Практика работы т. т. ХАГИ и БРАЦЛАВСКОГО показывает, что они или не поняли, или извращают постановление СНК СССР и ЦК ВКП(б) от 17/XI-1938 года. Во всяком случае они не помогают быстрее и объективнее разобраться с имеющимися в производстве следственными делами, а, наоборот, вносят в эту работу путаницу, тормозят ее и деморализуют следственный аппарат.

т. т. ХАГИ и БРАЦЛАВСКИМ вся работа органов НКВД по след­ствию берется под сомнение, культивируется мнение, что большин­ство арестованных дали показания вымышленные, под влиянием фи­зических методов воздействия.

т. т. ХАГИ и БРАЦЛАВСКИЙ при передопросе арестованных в первую очередь стараются добиться, что показания этот арестован­ный дал в результате того, что его били и эти показания немедленно со всеми подробностями записываются в протокол.

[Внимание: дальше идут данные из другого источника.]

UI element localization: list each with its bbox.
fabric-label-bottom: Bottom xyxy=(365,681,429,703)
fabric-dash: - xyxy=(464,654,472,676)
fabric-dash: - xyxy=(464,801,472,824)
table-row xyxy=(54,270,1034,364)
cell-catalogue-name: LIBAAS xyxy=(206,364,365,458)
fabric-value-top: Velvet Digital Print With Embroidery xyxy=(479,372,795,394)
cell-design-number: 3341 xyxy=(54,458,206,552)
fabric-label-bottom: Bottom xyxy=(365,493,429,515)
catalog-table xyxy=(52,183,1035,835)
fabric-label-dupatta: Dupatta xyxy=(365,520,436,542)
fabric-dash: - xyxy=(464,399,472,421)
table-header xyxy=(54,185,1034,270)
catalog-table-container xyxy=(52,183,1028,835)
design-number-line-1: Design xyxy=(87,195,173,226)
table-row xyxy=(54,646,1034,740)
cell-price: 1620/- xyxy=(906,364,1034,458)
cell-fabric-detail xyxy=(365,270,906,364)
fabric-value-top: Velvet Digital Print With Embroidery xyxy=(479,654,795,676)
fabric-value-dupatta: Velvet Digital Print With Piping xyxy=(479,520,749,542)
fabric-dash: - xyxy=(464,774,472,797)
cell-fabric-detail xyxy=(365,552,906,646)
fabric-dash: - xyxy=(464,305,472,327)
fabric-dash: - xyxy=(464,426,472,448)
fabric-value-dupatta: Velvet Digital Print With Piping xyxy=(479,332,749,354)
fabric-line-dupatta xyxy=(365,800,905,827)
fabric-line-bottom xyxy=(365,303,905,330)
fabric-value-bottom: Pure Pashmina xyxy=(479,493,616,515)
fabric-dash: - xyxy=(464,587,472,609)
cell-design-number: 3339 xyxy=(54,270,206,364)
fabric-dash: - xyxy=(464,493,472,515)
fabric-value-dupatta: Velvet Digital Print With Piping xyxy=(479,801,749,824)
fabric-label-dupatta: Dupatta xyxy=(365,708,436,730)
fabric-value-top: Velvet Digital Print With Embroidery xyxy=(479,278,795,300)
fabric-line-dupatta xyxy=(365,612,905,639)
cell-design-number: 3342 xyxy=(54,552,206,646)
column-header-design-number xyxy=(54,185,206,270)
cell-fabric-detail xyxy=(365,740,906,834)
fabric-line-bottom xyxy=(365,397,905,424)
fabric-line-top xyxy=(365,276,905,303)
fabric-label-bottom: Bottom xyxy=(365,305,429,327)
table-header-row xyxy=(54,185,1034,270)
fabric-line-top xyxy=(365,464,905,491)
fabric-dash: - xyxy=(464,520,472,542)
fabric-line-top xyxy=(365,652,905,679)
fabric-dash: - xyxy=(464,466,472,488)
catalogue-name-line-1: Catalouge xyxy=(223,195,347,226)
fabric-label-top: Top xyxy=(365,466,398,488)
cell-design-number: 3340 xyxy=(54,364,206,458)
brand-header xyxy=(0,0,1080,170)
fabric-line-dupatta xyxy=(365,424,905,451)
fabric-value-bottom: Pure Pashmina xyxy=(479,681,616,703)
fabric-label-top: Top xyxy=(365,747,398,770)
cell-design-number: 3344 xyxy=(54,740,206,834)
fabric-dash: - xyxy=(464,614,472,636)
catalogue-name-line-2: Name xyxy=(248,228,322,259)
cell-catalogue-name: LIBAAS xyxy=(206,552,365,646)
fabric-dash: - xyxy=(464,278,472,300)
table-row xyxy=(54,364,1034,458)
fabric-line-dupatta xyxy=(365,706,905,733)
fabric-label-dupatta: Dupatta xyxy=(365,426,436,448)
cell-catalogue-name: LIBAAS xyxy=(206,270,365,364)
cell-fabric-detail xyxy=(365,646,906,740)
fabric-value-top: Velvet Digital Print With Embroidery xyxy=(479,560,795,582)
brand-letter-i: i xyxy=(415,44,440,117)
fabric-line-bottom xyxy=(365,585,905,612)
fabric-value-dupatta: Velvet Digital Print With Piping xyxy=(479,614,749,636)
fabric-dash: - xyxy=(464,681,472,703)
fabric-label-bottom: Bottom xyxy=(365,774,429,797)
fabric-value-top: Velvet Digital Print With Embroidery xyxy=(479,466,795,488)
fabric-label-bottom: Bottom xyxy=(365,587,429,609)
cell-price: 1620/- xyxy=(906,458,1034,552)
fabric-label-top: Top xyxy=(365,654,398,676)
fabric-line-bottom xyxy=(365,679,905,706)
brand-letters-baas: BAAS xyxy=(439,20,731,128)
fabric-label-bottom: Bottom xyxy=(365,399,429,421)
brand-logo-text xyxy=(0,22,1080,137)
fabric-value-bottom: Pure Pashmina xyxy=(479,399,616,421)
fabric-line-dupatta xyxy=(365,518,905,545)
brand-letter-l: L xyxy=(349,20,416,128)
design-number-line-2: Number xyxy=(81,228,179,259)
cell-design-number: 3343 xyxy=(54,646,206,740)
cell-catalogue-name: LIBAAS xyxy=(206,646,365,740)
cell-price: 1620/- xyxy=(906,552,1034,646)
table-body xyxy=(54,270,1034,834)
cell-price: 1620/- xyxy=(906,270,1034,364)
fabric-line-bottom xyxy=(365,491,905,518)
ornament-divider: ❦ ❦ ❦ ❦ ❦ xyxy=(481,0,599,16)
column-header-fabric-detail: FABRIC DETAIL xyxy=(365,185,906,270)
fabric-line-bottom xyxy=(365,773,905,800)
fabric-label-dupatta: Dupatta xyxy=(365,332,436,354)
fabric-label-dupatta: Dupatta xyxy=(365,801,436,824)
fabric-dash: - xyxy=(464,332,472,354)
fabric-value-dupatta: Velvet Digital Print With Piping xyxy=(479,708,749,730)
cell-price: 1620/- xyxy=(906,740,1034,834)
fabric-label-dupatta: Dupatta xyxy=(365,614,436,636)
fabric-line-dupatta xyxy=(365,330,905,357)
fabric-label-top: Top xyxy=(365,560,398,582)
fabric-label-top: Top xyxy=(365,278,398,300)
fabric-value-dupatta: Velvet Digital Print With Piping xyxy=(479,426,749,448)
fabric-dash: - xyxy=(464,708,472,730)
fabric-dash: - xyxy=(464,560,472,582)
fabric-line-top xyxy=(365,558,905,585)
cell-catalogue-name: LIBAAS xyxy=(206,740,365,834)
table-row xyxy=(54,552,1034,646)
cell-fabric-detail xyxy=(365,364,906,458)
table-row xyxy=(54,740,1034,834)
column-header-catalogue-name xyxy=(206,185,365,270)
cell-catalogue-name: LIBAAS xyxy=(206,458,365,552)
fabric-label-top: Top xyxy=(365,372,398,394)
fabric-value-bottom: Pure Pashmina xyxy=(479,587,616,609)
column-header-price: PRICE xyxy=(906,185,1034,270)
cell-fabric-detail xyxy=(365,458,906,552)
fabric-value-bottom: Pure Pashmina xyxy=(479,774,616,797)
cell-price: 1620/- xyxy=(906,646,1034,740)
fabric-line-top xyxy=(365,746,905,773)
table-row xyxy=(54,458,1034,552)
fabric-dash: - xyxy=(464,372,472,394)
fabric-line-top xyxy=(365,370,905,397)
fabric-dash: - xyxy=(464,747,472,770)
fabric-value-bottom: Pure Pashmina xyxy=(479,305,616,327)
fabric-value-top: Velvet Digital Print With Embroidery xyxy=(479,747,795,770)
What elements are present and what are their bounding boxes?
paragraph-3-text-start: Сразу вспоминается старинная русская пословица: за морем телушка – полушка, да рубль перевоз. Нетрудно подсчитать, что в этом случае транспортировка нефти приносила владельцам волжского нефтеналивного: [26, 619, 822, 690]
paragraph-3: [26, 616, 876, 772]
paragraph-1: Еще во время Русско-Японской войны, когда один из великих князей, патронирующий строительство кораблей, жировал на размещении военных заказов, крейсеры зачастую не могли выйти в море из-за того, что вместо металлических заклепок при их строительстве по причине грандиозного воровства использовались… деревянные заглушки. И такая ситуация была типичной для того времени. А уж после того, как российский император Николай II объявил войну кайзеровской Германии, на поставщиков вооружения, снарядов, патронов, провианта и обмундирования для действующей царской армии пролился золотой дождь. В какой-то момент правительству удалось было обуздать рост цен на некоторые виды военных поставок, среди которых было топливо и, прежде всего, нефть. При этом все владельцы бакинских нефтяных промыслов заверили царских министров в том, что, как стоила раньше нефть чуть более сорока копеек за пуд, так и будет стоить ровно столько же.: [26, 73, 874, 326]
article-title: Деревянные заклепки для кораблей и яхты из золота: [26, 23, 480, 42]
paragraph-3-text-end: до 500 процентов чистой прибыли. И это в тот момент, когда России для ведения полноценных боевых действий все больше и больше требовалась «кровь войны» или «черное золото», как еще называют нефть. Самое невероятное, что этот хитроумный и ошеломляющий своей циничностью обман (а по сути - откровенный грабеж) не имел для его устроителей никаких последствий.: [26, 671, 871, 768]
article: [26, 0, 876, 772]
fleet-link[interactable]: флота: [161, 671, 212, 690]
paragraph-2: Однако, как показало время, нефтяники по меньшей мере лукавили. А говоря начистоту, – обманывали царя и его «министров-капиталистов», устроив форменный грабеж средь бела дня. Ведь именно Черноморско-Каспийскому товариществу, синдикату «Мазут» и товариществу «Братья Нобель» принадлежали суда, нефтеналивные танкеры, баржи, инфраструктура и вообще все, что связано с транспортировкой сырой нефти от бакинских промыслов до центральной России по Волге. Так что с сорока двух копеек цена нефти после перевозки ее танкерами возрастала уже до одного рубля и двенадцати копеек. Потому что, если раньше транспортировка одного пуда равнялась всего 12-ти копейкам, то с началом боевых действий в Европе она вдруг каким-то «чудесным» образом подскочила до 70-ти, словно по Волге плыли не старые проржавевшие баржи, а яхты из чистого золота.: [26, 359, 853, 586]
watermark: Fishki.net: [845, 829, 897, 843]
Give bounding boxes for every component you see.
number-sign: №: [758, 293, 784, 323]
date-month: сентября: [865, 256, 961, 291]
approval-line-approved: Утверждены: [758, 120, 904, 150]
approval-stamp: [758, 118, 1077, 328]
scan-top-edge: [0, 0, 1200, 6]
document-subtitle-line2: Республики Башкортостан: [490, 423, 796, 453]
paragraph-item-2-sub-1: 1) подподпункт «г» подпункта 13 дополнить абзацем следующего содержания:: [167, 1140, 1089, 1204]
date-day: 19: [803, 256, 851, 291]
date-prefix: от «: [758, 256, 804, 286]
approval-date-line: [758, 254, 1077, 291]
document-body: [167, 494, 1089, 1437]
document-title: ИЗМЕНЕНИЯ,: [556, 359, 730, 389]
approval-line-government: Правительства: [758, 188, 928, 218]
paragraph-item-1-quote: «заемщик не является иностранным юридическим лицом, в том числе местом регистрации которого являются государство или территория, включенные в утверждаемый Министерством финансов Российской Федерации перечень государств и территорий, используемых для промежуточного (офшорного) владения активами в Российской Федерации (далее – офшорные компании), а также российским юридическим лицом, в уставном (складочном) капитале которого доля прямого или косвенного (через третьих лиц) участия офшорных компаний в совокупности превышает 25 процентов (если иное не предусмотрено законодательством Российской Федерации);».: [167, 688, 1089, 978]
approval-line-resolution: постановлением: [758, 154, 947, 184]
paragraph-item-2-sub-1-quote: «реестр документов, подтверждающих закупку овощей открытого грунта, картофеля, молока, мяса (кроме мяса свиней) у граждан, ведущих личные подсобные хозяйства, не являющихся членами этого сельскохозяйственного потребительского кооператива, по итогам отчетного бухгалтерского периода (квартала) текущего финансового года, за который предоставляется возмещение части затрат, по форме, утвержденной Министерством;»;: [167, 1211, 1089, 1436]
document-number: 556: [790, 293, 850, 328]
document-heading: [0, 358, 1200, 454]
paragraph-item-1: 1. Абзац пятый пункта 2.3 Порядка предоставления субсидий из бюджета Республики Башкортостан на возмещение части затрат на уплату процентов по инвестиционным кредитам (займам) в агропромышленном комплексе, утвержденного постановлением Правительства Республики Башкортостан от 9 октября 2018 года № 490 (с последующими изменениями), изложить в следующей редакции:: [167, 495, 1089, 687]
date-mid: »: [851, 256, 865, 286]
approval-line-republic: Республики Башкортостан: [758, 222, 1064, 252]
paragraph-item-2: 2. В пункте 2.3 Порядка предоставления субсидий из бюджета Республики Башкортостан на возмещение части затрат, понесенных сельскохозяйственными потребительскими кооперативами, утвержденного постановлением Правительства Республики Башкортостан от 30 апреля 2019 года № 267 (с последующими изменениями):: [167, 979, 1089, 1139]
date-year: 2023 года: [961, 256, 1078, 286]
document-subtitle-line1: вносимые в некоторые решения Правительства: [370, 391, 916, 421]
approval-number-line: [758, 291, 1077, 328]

Причем при получении этих показаний применяют не совсем до­бросовестные методы, лишь бы скомпрометировать оперативного ра­ботника УГБ.

Работников следственной части провоцируют на то, чтобы по­следние рассказывали о применяемых ими методах воздействия при допросах.

В заключениях по делам даются хотя формально и правильные, но по существу для дела значения не имеющие поручения, на выпол­нение которых требуются месяцы, что ведет к бесцельному затягива­нию с окончанием следственных дел.